Sinagua Sites
WUPATKI NATIONAL MONUMENT.
Large and small pueblos of 1100-1300 and earlier pit-houses; several Anasazi sites as well as Sinagua—the frontier between these two cultures was not the Little Colorado, but lay some distance west into the Wupatki area, and varied from time to time. Still other cultural influences are observed. One unique feature is a masonry-walled ball-court beside Wupatki Pueblo and near the monument headquarters, fifteen miles east of U. S.-89 and forty-five miles from Flagstaff, Arizona. No museum. No accommodations at the monument.
WALNUT CANYON NATIONAL MONUMENT.
Very small cliff-dwellings in sandstone ledges of a narrow chasm twelve miles east of Flagstaff, not far from Highway 66. No exhibits installed in Museum. No accommodations at the monument.
TUZIGOOT NATIONAL MONUMENT.
An excavated and partially restored hilltop pueblo, which reached its maximum in the fourteenth century. Comparatively large museum housing extensive collection close to Clarkdale, Arizona, and readily accessible from U. S.-89.

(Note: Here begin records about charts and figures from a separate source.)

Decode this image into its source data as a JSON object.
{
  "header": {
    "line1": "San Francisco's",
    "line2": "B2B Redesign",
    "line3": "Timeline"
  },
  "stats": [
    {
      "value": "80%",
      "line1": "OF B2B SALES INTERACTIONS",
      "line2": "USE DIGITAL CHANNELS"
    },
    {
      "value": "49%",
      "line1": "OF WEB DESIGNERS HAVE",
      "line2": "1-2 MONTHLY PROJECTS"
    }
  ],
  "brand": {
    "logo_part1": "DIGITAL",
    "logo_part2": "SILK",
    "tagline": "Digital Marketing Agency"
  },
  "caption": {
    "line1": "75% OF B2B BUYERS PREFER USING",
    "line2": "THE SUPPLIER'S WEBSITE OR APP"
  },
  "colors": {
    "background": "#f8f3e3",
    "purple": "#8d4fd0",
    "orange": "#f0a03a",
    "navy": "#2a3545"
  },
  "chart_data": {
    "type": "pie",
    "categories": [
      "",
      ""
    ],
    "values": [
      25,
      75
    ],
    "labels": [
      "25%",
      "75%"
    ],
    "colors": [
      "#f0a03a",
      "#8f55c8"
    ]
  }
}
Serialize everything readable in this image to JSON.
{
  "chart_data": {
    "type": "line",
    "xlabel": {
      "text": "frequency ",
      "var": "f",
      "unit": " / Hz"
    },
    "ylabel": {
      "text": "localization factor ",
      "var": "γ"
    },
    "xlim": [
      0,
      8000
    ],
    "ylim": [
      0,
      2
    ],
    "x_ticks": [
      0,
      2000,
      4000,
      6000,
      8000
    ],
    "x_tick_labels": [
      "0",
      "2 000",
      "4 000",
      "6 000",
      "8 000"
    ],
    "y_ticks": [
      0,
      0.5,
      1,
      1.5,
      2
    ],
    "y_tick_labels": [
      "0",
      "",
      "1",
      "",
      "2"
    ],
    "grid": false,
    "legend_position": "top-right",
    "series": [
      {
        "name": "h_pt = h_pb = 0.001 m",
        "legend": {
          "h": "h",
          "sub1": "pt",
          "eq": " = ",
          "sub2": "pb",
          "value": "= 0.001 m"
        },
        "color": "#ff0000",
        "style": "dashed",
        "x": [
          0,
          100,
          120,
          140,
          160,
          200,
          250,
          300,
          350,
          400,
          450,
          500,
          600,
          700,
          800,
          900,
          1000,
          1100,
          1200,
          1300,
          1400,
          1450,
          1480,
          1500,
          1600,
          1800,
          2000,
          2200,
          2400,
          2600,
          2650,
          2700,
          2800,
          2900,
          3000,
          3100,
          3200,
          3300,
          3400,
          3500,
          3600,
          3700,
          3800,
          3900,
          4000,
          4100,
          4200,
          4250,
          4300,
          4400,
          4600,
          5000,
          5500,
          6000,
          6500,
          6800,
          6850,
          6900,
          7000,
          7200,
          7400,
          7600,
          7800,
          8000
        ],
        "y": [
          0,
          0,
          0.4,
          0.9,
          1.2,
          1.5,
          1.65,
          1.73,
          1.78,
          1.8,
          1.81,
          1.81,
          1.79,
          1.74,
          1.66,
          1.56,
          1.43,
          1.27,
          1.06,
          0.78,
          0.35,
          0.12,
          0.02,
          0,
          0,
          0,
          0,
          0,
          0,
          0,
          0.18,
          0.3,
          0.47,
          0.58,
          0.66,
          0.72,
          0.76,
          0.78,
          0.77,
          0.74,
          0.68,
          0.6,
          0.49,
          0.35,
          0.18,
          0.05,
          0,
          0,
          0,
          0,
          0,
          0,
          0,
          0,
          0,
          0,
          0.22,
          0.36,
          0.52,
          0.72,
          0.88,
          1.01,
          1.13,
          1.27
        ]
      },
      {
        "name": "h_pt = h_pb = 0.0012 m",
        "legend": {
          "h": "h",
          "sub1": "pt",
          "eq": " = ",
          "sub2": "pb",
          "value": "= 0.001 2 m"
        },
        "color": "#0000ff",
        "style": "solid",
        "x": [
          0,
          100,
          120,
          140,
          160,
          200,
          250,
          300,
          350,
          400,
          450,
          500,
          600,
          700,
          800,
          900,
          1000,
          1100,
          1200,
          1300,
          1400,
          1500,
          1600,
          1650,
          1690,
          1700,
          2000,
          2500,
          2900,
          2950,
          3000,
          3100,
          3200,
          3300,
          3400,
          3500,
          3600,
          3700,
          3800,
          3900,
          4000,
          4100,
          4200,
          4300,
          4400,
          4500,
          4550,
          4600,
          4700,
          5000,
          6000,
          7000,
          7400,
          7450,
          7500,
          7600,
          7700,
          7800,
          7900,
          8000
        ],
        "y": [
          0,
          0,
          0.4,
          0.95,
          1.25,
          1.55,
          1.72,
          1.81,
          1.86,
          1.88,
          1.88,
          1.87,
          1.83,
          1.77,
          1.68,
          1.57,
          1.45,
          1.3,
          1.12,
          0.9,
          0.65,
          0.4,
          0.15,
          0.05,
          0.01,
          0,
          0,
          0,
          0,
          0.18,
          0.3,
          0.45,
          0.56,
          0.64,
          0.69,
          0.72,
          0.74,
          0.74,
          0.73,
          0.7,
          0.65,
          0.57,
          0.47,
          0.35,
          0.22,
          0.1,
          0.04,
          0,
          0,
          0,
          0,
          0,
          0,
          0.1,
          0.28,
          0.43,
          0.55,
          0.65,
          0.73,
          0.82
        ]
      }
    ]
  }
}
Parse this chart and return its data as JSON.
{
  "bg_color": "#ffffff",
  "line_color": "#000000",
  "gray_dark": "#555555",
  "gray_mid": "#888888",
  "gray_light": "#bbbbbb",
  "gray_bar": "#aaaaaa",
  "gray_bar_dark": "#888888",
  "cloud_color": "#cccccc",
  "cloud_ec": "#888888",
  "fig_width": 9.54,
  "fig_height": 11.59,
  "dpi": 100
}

MONTEZUMA CASTLE NATIONAL MONUMENT.
A five-story cliff-dwelling of the same period as Tuzigoot pueblo, near Camp Verde, Arizona, and readily accessible from Highway U. S.-89. Small museum. No accommodations at the monument. Also included in this monument is Montezuma Well, nine miles northeast, with small cliff-dwellings in a limestone sinkhole containing a “bottomless” lake. Highly unusual archaeological features at Montezuma Well are cist-graves undercut in soft limestone, and travertine-encrusted prehistoric irrigation ditches.